What are your goals for the future of the project?

Moving forward, three of Chainlink’s key goals and technical objectives are to scale our oracle networks through an off-chain aggregation technique known as threshold signatures, introduce economic incentives for node operators, our term for reputational staking, and to become truly chain-agnostic by integrating with a variety of smart contract platforms.

We also have big plans in the work for DECO, the privacy-preserving computation system we recently acquired from Cornell University. As on-chain contracts and financial products grow more complex, they will need oracles that can accommodate unique needs, particularly access to data that needs to remain confidential. Our acquisition of DECO positions us to continue growing towards the future by allowing smart contracts to use sensitive data in on-chain transactions while keeping that data completely confidential.

We believe that any chain with smart contract functionality needs secure oracles to succeed, and we look forward to providing oracles across the entire blockchain space.

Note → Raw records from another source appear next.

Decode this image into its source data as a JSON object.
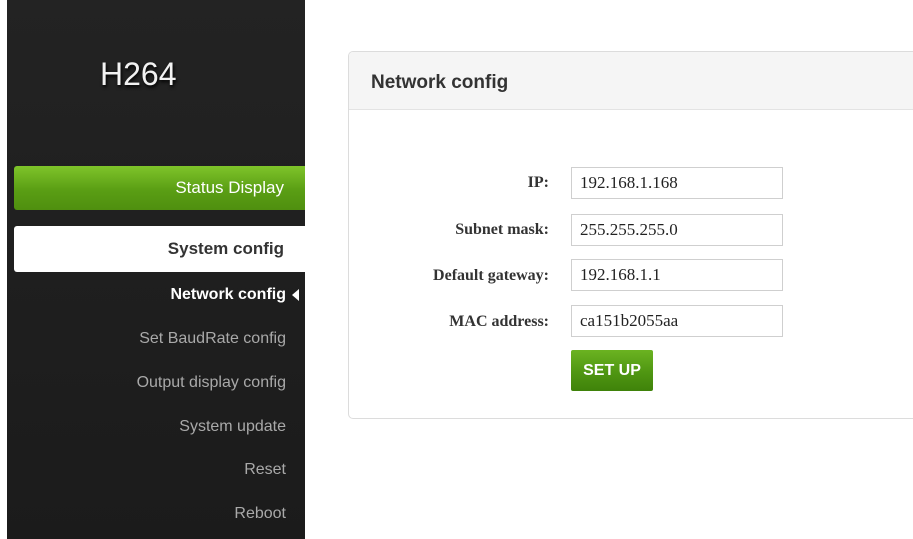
{
  "app": {
    "logo_text": "H264"
  },
  "sidebar": {
    "status_display_label": "Status Display",
    "system_config_label": "System config",
    "items": [
      {
        "label": "Network config",
        "active": true
      },
      {
        "label": "Set BaudRate config",
        "active": false
      },
      {
        "label": "Output display config",
        "active": false
      },
      {
        "label": "System update",
        "active": false
      },
      {
        "label": "Reset",
        "active": false
      },
      {
        "label": "Reboot",
        "active": false
      }
    ]
  },
  "panel": {
    "title": "Network config",
    "fields": [
      {
        "label": "IP:",
        "value": "192.168.1.168"
      },
      {
        "label": "Subnet mask:",
        "value": "255.255.255.0"
      },
      {
        "label": "Default gateway:",
        "value": "192.168.1.1"
      },
      {
        "label": "MAC address:",
        "value": "ca151b2055aa"
      }
    ],
    "submit_label": "SET UP"
  },
  "colors": {
    "accent_green": "#5a9e14",
    "sidebar_bg": "#1e1e1e"
  }
}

What are your thoughts for the future of decentralised finance as a whole?

Deterministic smart contracts will become more attractive in a world where trusted, “brand-based” contracts have begun to fail. If we take this hypothetical to its extreme end – a world where these trusted contracts have failed entirely – DeFi becomes not just a parallel financial and legal system, but is instead the default standard.

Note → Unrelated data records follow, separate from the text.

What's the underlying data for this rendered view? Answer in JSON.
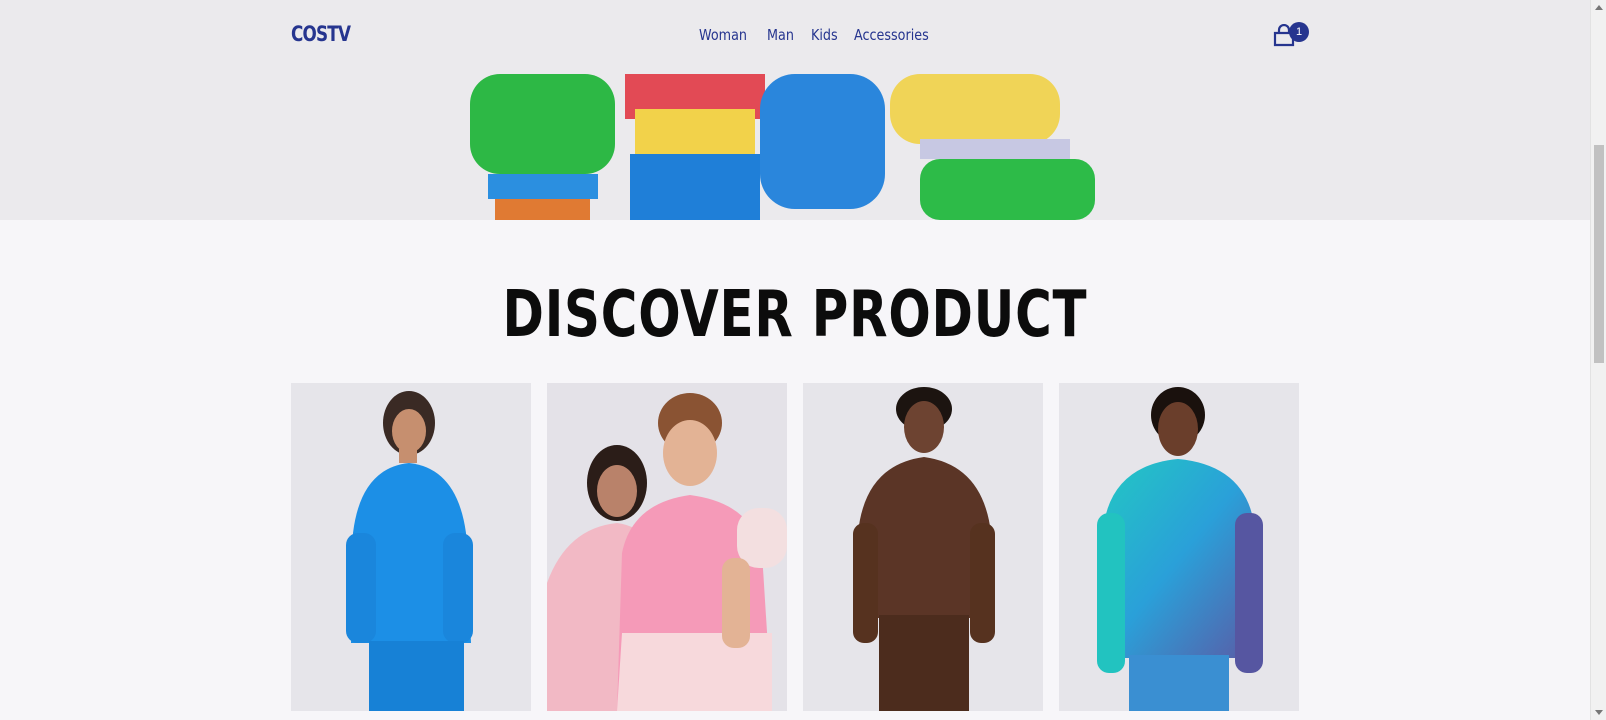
{
  "brand": "COSTV",
  "nav": {
    "items": [
      "Woman",
      "Man",
      "Kids",
      "Accessories"
    ]
  },
  "cart": {
    "count": "1"
  },
  "headline": "DISCOVER PRODUCT",
  "colors": {
    "accent": "#26358f",
    "text": "#0c0c0c",
    "badge": "#26358f"
  },
  "products": [
    {
      "icon": "woman-blue-puffer-jacket-photo"
    },
    {
      "icon": "couple-pink-hoodie-photo"
    },
    {
      "icon": "man-brown-hoodie-photo"
    },
    {
      "icon": "man-blue-gradient-sweatshirt-photo"
    }
  ]
}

DeFi removes middlemen, reduces transactional friction, and regulates itself, allowing for greater efficiency and access relative to legacy systems. Projecting the upper limits of the space is difficult because a “DeFi Standard” financial world could actually grow much larger than the legacy system due to these increases in efficiency. Compared with the current size of DeFi, that world might seem far away, but it’s what we should be building towards and preparing for. With tools like secure Chainlink oracles, DeFi’s rise and eventual domination is inevitable.